A raiva é um vírus de mamíferos transmitido pela saliva infectada, geralmente por mordida. Nos Estados Unidos, os morcegos são a principal causa de infecções por raiva, embora guaxinins, gambás e raposas também espalhem o vírus. Fora dos EUA, cães raivosos são a principal causa de infecção em humanos, o que resulta em cerca de Mortes 60,000 por ano globalmente. As infecções tornam o hospedeiro agressivo e mais propenso a morder os outros – um comportamento potencialmente manipulador que promove a transmissão do vírus.

Descrições de infecções por raiva datam de centenas de anos, mas ainda estamos aprendendo sobre as vias moleculares que ela usa. O vírus é neurotrópico, o que significa que ataca o sistema nervoso, mas ainda não está claro como isso leva a sintomas específicos. A pesquisa sugere que a glicoproteína da raiva – uma grande molécula na superfície do vírus que se liga às células hospedeiras – pode interagir com as proteínas do hospedeiro que ajudam a produzir contrações musculares. Se a glicoproteína da raiva se ligar e ocupar o receptor, pode interromper a forma como os neurônios se comunicam com outras células. Descobriu-se que a inibição artificial desse receptor com uma parte da glicoproteína da raiva produz um comportamento semelhante ao da raiva em camundongos.

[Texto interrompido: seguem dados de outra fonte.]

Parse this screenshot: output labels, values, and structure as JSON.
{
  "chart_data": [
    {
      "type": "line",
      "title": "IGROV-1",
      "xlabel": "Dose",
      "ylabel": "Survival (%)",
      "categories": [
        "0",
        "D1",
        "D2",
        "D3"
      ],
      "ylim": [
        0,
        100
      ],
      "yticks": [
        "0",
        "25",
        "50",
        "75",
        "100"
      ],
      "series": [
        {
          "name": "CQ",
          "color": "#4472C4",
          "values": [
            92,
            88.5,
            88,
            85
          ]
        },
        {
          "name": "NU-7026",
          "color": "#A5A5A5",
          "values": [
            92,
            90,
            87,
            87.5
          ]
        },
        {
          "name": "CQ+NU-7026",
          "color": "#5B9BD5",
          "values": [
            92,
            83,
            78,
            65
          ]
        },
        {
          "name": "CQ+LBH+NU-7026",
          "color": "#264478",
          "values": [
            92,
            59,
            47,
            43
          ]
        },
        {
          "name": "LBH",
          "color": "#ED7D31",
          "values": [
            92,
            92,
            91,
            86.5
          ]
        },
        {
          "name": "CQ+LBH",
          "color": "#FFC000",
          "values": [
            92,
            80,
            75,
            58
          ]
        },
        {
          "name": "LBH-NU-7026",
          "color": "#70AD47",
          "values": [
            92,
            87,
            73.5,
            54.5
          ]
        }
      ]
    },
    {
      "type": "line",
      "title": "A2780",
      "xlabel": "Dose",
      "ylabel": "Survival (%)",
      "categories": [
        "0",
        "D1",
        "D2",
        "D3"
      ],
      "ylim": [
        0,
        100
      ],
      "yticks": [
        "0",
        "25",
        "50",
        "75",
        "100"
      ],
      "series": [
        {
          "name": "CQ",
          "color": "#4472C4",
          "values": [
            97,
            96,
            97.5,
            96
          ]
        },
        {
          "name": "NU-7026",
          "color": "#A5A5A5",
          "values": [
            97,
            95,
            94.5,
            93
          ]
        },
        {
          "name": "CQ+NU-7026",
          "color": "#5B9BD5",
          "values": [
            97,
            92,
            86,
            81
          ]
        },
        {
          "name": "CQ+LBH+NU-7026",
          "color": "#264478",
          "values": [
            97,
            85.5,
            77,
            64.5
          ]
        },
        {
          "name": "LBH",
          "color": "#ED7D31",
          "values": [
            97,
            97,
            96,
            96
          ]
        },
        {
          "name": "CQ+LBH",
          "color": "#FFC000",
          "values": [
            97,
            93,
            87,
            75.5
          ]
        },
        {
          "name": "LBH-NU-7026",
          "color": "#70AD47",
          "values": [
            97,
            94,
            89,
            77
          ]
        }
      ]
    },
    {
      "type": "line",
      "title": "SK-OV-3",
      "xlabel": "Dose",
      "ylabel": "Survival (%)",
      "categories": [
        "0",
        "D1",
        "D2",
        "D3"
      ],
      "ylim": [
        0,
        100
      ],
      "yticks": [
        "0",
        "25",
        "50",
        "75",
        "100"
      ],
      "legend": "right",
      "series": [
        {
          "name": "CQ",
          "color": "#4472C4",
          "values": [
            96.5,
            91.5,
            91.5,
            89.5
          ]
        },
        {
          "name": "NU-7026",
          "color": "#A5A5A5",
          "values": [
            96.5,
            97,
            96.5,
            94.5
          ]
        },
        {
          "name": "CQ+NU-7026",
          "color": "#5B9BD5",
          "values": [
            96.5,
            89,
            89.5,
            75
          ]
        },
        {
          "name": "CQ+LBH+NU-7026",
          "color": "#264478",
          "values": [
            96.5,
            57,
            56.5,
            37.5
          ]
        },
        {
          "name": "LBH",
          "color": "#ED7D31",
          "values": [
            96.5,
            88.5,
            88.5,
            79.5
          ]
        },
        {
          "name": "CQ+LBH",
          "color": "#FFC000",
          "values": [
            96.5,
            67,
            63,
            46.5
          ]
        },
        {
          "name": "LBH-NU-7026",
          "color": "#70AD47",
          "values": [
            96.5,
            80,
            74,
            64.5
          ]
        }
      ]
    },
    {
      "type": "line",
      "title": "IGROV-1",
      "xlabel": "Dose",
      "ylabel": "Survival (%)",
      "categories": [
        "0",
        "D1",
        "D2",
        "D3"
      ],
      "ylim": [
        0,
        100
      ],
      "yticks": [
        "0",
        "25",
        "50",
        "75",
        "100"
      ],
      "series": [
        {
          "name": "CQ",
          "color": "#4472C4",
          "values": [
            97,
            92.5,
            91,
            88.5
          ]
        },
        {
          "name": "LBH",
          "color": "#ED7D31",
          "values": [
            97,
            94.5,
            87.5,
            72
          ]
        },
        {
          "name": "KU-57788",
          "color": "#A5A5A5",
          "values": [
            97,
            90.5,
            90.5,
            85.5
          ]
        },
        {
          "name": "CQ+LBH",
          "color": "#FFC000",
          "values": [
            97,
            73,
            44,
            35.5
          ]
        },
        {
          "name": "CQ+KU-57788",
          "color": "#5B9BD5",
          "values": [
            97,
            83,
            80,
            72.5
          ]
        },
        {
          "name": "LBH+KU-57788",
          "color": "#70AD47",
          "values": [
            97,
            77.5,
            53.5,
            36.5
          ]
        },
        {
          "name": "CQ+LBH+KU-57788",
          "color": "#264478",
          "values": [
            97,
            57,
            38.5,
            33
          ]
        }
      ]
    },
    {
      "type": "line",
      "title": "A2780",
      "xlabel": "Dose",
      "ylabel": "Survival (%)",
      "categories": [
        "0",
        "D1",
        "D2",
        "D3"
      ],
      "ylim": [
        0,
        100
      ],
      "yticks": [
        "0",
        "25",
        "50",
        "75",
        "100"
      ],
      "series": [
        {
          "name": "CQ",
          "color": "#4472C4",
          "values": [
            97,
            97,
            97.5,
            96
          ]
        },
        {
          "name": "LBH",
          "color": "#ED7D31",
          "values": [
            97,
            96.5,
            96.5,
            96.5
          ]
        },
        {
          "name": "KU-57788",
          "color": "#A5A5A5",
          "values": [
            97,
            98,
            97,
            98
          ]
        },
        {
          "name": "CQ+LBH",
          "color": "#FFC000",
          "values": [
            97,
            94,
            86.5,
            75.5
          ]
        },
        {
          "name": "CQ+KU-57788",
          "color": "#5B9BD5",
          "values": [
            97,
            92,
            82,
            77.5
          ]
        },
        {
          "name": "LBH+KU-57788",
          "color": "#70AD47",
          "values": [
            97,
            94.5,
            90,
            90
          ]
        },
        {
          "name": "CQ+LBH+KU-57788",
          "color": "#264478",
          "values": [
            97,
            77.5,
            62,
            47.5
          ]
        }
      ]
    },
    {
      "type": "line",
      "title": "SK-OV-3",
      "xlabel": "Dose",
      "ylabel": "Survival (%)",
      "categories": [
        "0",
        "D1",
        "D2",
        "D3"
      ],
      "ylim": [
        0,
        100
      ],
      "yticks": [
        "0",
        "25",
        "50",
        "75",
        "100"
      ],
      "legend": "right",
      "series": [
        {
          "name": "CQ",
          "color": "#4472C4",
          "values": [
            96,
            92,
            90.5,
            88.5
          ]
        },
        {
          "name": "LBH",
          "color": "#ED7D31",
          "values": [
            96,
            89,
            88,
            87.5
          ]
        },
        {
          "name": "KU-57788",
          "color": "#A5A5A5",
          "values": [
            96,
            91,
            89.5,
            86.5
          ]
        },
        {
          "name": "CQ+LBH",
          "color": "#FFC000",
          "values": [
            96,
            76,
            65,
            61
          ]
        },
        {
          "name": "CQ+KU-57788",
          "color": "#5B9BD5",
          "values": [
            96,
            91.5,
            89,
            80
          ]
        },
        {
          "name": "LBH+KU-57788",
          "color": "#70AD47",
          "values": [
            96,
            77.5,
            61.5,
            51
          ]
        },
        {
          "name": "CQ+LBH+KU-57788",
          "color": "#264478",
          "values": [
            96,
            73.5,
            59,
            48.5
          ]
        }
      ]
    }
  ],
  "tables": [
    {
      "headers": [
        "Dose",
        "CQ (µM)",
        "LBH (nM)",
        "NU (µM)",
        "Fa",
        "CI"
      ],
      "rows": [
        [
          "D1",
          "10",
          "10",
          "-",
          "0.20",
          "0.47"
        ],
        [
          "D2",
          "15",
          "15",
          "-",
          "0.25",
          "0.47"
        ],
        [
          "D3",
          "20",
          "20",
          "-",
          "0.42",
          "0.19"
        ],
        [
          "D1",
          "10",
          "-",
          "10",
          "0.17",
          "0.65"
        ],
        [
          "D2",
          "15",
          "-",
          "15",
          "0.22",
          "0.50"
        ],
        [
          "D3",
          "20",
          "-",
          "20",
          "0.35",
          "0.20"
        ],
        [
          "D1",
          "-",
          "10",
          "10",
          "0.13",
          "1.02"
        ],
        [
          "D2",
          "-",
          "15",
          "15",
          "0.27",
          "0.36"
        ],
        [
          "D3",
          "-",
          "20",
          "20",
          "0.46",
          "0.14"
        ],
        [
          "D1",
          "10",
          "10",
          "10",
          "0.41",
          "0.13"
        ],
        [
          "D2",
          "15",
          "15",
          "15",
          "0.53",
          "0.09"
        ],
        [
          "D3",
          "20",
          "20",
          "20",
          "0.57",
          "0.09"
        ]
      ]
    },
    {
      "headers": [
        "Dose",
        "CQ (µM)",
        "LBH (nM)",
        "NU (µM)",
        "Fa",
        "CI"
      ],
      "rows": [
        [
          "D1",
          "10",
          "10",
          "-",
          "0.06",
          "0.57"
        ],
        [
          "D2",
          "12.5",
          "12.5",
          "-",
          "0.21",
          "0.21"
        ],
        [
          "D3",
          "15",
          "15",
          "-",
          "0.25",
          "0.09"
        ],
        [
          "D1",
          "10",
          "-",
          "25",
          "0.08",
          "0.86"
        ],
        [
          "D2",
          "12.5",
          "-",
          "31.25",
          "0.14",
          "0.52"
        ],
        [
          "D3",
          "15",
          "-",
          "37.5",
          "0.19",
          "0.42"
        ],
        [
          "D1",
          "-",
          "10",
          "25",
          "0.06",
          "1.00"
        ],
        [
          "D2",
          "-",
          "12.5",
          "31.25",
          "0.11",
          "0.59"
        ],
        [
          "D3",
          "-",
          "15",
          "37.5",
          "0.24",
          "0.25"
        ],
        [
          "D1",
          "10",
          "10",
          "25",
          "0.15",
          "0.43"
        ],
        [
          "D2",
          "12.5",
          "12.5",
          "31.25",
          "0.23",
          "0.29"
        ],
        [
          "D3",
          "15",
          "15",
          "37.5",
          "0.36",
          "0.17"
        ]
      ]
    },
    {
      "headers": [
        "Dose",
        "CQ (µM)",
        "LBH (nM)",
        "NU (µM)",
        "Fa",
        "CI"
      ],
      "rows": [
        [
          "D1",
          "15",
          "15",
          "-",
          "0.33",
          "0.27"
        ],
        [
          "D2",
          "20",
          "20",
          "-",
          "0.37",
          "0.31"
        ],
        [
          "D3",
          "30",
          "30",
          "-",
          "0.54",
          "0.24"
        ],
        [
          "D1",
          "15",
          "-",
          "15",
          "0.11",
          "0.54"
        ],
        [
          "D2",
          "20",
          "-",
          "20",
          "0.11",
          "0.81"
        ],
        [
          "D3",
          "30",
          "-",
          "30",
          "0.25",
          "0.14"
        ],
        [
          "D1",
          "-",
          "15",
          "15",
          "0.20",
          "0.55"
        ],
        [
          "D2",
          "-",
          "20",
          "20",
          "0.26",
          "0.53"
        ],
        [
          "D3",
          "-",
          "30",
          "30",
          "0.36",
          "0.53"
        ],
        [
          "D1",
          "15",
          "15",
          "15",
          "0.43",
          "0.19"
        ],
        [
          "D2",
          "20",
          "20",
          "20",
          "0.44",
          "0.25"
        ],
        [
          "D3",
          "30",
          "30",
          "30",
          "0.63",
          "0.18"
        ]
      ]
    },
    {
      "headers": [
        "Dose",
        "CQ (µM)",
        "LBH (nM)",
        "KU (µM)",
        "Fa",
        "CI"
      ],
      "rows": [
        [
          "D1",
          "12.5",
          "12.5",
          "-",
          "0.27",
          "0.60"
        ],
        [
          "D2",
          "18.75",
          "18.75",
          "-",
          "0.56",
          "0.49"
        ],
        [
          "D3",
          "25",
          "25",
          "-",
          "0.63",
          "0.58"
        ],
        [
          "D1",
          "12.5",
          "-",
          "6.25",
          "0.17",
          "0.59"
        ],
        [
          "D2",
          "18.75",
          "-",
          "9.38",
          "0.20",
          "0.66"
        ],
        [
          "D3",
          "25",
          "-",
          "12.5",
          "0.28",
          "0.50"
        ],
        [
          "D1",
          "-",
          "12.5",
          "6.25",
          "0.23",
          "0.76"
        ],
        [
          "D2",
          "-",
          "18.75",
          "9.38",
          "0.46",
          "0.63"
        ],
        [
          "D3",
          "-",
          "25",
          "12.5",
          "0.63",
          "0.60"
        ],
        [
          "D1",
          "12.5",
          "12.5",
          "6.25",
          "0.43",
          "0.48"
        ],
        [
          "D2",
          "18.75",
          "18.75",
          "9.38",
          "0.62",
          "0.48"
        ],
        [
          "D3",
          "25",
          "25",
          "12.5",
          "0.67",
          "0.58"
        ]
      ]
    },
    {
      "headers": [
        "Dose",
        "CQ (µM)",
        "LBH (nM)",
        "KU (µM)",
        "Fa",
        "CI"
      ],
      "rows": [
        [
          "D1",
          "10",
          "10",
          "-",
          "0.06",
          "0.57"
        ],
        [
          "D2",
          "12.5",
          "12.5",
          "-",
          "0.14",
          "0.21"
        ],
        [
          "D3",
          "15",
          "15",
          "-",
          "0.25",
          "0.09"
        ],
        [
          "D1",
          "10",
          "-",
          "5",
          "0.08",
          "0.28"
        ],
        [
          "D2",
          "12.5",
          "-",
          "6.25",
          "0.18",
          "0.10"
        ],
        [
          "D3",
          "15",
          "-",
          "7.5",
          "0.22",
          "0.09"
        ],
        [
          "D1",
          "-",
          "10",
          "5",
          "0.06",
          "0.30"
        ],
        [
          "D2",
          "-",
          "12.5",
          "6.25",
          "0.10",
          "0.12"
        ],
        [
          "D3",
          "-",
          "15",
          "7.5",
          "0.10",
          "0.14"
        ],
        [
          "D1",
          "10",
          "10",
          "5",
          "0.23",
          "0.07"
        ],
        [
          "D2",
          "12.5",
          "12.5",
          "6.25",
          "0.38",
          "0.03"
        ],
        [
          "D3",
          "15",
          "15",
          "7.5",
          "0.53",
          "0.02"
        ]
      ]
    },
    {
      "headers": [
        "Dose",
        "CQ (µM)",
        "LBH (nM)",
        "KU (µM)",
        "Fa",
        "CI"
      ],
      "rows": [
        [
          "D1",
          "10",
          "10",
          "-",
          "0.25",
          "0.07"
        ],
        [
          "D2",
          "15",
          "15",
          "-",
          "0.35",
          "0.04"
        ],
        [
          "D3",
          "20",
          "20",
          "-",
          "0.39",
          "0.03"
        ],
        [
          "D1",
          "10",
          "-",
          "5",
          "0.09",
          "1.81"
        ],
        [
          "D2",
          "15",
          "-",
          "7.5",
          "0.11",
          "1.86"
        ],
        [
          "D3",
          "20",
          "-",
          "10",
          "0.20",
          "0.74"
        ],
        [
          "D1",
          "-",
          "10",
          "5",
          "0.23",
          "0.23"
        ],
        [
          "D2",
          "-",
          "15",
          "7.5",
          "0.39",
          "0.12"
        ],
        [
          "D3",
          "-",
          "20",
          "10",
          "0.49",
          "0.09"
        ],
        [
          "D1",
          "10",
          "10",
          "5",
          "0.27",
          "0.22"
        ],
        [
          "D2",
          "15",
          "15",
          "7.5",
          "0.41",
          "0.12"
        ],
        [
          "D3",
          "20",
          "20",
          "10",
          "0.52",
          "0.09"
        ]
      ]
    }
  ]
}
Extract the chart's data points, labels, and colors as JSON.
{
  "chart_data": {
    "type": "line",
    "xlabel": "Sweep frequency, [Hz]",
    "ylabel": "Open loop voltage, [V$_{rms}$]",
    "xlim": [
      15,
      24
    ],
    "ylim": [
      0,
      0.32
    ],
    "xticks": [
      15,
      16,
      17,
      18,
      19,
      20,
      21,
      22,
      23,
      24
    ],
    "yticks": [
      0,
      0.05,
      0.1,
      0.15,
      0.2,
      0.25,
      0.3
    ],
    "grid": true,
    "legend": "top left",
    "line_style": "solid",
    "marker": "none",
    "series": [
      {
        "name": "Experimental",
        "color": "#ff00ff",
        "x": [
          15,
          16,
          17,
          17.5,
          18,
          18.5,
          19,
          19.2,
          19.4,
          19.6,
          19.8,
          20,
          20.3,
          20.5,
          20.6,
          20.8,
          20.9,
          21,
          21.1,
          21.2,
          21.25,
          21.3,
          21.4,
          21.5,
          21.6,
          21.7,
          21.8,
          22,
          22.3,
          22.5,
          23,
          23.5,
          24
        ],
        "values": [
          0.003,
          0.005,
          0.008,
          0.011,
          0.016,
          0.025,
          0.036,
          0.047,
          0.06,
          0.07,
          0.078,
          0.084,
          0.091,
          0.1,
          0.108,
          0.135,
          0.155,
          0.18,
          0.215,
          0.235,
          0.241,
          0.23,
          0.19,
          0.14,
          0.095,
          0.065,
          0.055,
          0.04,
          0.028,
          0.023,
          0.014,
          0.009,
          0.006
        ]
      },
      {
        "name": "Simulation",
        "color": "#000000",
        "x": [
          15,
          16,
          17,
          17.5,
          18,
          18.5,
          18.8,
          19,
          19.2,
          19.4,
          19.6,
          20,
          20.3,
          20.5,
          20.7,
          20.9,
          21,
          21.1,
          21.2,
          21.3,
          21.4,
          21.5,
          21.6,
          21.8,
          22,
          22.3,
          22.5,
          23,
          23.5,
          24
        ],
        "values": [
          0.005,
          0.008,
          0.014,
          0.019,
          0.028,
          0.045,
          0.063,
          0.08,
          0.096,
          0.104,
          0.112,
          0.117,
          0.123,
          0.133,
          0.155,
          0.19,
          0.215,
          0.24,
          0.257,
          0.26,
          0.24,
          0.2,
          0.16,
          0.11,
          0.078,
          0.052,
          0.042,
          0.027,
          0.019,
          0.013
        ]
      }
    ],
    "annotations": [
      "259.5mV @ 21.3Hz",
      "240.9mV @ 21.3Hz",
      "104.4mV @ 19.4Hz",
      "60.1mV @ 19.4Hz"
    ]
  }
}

Sabemos com certeza que os patógenos podem mudar ativamente o comportamento humano?

As infecções podem alterar o comportamento de um host de várias maneiras possíveis. Talvez o patógeno induza o hospedeiro a agir de forma a aumentar a probabilidade de reprodução, como Ophiocordyceps faz para formigas. Ou talvez as mudanças comportamentais do hospedeiro sejam apenas um efeito colateral de sentir-se mal – uma espécie de coincidência. É difícil estudar essa relação em humanos por causa das preocupações éticas levantadas pelos ensaios clínicos. Em vez disso, devemos usar estudos epidemiológicos que comparem o comportamento dos indivíduos infectados com o comportamento típico. Ou contamos com estudos em animais, que nem sempre reproduzem com precisão os comportamentos humanos.

Mesmo na ausência de estudos que testem como ocorrem as mudanças comportamentais, fica claro que pode ocorrer alguma perda de controle. Portanto, embora seja improvável que veremos uma praga semelhante a um zumbi ou um vírus que possa obter controle total sobre as ações de um humano, não é sensato subestimar a natureza. Permanecemos à mercê de muitos patógenos, com ou sem controle cerebral.